Currently, physicians rely on information such as the stage and grade of a tumour, along with biomarker assays, to predict a patient’s likely outcome and the most appropriate treatments. The drawback of this approach is that it requires multiple biopsies of the tumour and the surrounding lymph nodes, with associated pain for the patients and the potential for procedure-related complications. The recent identification of multiple genes linked with the prognosis of various types of cancers is a significant step towards increasing the reliability of patient outcome predictions, as well as the development of more sensitive biomarker-based tests. These advances have been incorporated into the OBD biomarker platform, providing a non-invasive, rapid test that identifies and stratifies aggressive tumours through deregulation of key genes.
Automation has proved highly beneficial to epigenetic biomarker research, providing the flexibility to change between assays as and when required, and allowing straightforward scale-up for efficient and cost-effective high throughput applications. This ensures that novel biomarker technology is a viable proposition for a broad range of laboratories with very varied throughput demands, offering a highly-effective means of developing new products for applications in diseases and chronic conditions associated with aberrant gene expression, such as oncology, inflammatory, metabolic, cardiovascular and neurodegenerative conditions. The reproducibility and throughput offered by automation are vital, enabling a greater number of projects to be undertaken than would otherwise be possible and helping to deliver the correct drugs to the correct patients, more rapidly.

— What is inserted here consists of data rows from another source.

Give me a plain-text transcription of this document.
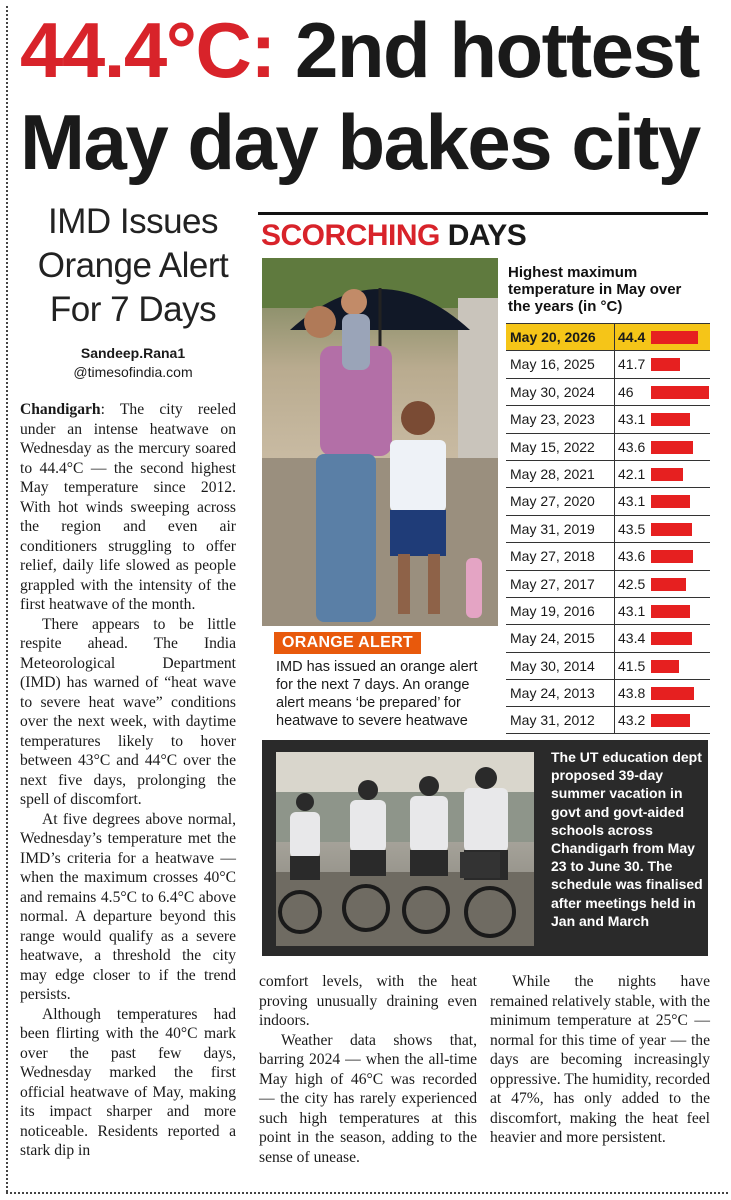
44.4°C: 2nd hottest
May day bakes city
IMD Issues
Orange Alert
For 7 Days
Sandeep.Rana1
@timesofindia.com

Chandigarh: The city reeled under an intense heatwave on Wednesday as the mercury soared to 44.4°C — the second highest May temperature since 2012. With hot winds sweeping across the region and even air conditioners struggling to offer relief, daily life slowed as people grappled with the intensity of the first heatwave of the month.

There appears to be little respite ahead. The India Meteorological Department (IMD) has warned of “heat wave to severe heat wave” conditions over the next week, with daytime temperatures likely to hover between 43°C and 44°C over the next five days, prolonging the spell of discomfort.

At five degrees above normal, Wednesday’s temperature met the IMD’s criteria for a heatwave — when the maximum crosses 40°C and remains 4.5°C to 6.4°C above normal. A departure beyond this range would qualify as a severe heatwave, a threshold the city may edge closer to if the trend persists.

Although temperatures had been flirting with the 40°C mark over the past few days, Wednesday marked the first official heatwave of May, making its impact sharper and more noticeable. Residents reported a stark dip in

comfort levels, with the heat proving unusually draining even indoors.

Weather data shows that, barring 2024 — when the all-time May high of 46°C was recorded — the city has rarely experienced such high temperatures at this point in the season, adding to the sense of unease.

While the nights have remained relatively stable, with the minimum temperature at 25°C — normal for this time of year — the days are becoming increasingly oppressive. The humidity, recorded at 47%, has only added to the discomfort, making the heat feel heavier and more persistent.

SCORCHING DAYS
Highest maximum temperature in May over the years (in °C)
May 20, 2026	44.4
May 16, 2025	41.7
May 30, 2024	46
May 23, 2023	43.1
May 15, 2022	43.6
May 28, 2021	42.1
May 27, 2020	43.1
May 31, 2019	43.5
May 27, 2018	43.6
May 27, 2017	42.5
May 19, 2016	43.1
May 24, 2015	43.4
May 30, 2014	41.5
May 24, 2013	43.8
May 31, 2012	43.2
ORANGE ALERT
IMD has issued an orange alert for the next 7 days. An orange alert means ‘be prepared’ for heatwave to severe heatwave
The UT education dept proposed 39-day summer vacation in govt and govt-aided schools across Chandigarh from May 23 to June 30. The schedule was finalised after meetings held in Jan and March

Dr Alexandre Akoulitchev read mathematics, physics, chemistry, biochemistry and biophysics at the Moscow Institute of Physics and Technology and subsequently obtained a PhD in cell biology from University College London. After a period in the USA, he established a research laboratory at the Sir William Dunn School of Pathology, University of Oxford. Alexandre is Chief Scientific Officer at Oxford BioDynamics.
Dr Howard Womersley studied microbiology at the University of Glasgow before taking up a research post at the Department of Neuroimmunology, King’s College London. He was awarded a DPhil from the University of Oxford, and joined Oxford BioDynamics in 2008 following postdoctoral research at the Sir William Dunn School of Pathology. Howard is now Associate Director, Platform Development, at Oxford BioDynamics.
Dr Philip Jordan read molecular and cellular biochemistry at The Queens College, University of Oxford. He obtained his DPhil in microbiology and molecular biology at the Sir William Dunn School of Pathology, University of Oxford, in 2007, and then undertook postdoctoral research into Neisseria before joining Oxford BioDynamics, where he is Chief Operating Officer.